«Ci sfuggono i soldi Ue» Ferrara corre ai ripari
Dopo la task force della Camera di commercio, il Comune mette in campo Sipro Unindustria però vede un’inversione di tendenza grazie alle procedure sisma
In una fase di pesanti difficoltà a reperire finanziamenti, colpiscono i dati particolarmente negativi riferiti alla capacità delle imprese ferraresi di accedere ai fondi europei in un comparto vitale come l’innovazione tecnologica. Il bando Por Fesr 2007-2013, come si può legge nella tabella in alto, si è chiuso con un bilancio significativo: la percentuale di aziende ferraresi ammesse ai fondi europei è minima in tutte le categorie, con “punte” quasi imbarazzanti di una sola unità (su 119, pari allo 0,8%) per le Nuove imprese innovative, e altrettanto (su 61, in questo caso) nel Sostegno allo start up di nuove imprese innovative nel campo della ricerca industriale e trasferimento tecnologico. «È vero, abbiamo notato come le imprese ferraresi siano pronte a partecipare ai bandi della Camera di commercio, che vanno subito esauriti, mentre non siano attrezzate a concorrere a quelli europei - annota Caterina Ferri, assessore comunale alle Attività produttive - Non è che i progetti non vengano ammessi, mancano proprio le proposte. Ben venga quindi ogni azione di sensibilizzazione in questo senso, come la task force che sta mettendo a punto la Camera di commercio. Dal canto nostro, stiamo aspettando di capire quali competenze resteranno alla Provincia, per valutare come impiegare al meglio le potenzialità dell’Ufficio bandi europei. Si può pensare ad una convenzione. Anche la nuova Sipro sarà molto attiva su questo versante, visto che il suo amministratore Caterina Brancaleoni segue da anni questi settori».

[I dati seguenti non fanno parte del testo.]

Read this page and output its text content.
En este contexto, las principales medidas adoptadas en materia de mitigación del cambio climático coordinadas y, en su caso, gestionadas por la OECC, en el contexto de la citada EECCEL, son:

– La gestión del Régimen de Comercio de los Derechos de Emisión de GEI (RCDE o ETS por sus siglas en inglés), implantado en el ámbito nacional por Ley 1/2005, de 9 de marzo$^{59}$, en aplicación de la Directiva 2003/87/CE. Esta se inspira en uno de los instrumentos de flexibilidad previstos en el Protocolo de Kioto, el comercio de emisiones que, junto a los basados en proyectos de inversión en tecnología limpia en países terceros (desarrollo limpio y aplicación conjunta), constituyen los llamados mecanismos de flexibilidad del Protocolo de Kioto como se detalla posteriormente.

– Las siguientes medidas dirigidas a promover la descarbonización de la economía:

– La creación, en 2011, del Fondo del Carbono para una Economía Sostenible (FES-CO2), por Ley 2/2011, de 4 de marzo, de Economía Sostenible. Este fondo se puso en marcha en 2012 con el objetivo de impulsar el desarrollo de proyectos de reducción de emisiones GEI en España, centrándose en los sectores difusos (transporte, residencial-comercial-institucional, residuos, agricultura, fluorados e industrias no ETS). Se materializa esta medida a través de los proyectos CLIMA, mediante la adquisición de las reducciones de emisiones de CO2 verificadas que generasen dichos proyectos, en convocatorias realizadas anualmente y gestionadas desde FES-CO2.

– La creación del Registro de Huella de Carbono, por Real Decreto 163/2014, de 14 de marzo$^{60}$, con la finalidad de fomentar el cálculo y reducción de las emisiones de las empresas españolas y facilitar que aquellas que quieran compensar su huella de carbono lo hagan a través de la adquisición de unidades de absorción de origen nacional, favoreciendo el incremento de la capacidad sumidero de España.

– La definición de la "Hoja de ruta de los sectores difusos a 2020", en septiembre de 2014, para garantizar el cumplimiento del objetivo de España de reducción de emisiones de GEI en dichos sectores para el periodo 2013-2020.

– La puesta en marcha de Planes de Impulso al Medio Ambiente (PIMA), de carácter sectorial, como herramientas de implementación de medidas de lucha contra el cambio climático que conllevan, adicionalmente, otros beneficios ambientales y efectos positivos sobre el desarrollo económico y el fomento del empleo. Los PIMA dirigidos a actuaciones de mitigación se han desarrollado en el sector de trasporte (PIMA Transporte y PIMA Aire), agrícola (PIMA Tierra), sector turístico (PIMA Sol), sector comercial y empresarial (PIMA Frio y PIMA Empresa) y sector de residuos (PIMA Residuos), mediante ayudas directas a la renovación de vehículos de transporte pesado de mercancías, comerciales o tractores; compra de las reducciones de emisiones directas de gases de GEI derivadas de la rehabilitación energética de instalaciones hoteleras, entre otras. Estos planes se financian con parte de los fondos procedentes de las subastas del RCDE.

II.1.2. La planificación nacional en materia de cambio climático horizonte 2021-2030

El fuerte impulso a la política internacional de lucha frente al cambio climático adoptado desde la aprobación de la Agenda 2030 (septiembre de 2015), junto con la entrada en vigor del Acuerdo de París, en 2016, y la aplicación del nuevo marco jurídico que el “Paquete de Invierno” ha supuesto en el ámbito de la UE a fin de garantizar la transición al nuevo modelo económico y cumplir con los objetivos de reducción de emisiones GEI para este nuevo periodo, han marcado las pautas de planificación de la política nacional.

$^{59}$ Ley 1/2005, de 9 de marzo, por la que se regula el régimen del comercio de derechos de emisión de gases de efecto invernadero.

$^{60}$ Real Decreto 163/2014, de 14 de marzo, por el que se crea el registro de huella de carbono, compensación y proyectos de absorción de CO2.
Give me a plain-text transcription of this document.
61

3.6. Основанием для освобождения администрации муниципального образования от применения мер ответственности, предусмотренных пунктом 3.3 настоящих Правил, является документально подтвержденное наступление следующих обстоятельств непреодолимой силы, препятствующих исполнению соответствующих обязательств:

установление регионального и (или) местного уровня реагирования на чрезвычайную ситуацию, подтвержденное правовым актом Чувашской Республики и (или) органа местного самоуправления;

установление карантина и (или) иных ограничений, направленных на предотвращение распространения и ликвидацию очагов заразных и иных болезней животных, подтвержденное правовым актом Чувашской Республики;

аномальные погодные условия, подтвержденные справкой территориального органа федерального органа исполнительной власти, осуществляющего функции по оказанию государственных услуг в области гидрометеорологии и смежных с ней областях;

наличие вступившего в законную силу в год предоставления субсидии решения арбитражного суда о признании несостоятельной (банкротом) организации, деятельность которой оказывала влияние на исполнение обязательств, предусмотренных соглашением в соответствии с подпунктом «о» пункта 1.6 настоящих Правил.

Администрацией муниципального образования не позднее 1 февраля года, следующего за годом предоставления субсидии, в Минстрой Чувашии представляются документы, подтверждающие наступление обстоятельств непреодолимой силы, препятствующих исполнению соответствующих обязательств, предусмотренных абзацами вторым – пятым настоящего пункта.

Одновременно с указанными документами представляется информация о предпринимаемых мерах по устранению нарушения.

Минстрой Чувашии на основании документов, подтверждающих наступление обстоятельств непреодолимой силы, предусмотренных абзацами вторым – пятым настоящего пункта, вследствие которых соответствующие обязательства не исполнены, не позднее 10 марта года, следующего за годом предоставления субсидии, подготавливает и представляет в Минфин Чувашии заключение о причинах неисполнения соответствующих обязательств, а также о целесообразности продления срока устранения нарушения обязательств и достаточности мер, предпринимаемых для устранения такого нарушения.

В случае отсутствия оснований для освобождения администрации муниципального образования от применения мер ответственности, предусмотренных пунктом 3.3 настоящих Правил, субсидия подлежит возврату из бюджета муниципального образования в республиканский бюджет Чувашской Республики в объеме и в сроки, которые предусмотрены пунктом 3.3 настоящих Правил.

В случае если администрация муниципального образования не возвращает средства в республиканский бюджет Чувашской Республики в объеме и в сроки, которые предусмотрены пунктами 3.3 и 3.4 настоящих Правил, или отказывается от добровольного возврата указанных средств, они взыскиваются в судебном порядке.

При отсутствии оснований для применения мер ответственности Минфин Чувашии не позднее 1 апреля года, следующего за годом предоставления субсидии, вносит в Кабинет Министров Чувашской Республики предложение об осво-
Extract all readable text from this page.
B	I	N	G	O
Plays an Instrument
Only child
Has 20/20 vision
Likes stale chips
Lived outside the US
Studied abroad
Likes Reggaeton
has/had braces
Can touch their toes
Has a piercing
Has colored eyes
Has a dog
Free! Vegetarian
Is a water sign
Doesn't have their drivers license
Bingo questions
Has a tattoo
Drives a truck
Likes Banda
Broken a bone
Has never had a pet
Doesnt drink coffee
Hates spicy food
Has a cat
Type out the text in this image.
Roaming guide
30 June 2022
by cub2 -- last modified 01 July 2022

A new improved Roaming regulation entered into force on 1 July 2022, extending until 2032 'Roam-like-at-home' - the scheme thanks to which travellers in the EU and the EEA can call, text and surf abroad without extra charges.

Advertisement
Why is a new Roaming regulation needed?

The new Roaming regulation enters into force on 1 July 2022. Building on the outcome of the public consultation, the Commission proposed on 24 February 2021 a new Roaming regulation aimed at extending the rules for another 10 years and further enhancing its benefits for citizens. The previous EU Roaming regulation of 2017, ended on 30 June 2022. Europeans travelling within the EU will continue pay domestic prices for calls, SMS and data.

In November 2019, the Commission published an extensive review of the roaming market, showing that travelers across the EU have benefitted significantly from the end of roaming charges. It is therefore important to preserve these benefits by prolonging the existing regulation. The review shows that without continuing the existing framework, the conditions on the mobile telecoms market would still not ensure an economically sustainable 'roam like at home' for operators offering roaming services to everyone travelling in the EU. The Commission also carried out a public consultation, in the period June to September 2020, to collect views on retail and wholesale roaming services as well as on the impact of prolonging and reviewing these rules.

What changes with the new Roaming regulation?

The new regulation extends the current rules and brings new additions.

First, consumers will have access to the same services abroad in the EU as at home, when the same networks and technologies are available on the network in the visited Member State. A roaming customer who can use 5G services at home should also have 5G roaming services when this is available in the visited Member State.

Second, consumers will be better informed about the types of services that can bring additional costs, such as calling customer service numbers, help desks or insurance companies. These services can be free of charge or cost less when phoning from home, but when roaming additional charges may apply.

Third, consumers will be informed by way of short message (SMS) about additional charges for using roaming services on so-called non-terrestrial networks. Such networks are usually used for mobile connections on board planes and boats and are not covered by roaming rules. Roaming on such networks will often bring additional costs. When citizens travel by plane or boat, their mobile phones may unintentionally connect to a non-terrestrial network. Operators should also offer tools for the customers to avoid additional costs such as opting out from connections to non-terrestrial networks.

Ammettono le difficoltà sul frunte europeo anche a Unindustria, «abbiamo avuto sempre difficoltà a farci seguire dalle aziende - dice il direttore Roberto Bonora - e una parte della relazione del presidente Maiarelli alla nostra assemblea è stata puntata proprio su questo. Sui bandi sisma, però, qualcosa comincia a muoversi e ci auguriamo che si tratti di una inversione di tendenza da parte delle aziende».
La Camera di commercio sta appunto allestendo un pool di esperti per meglio utilizzare i fondi 2’14-2020. (s.c.)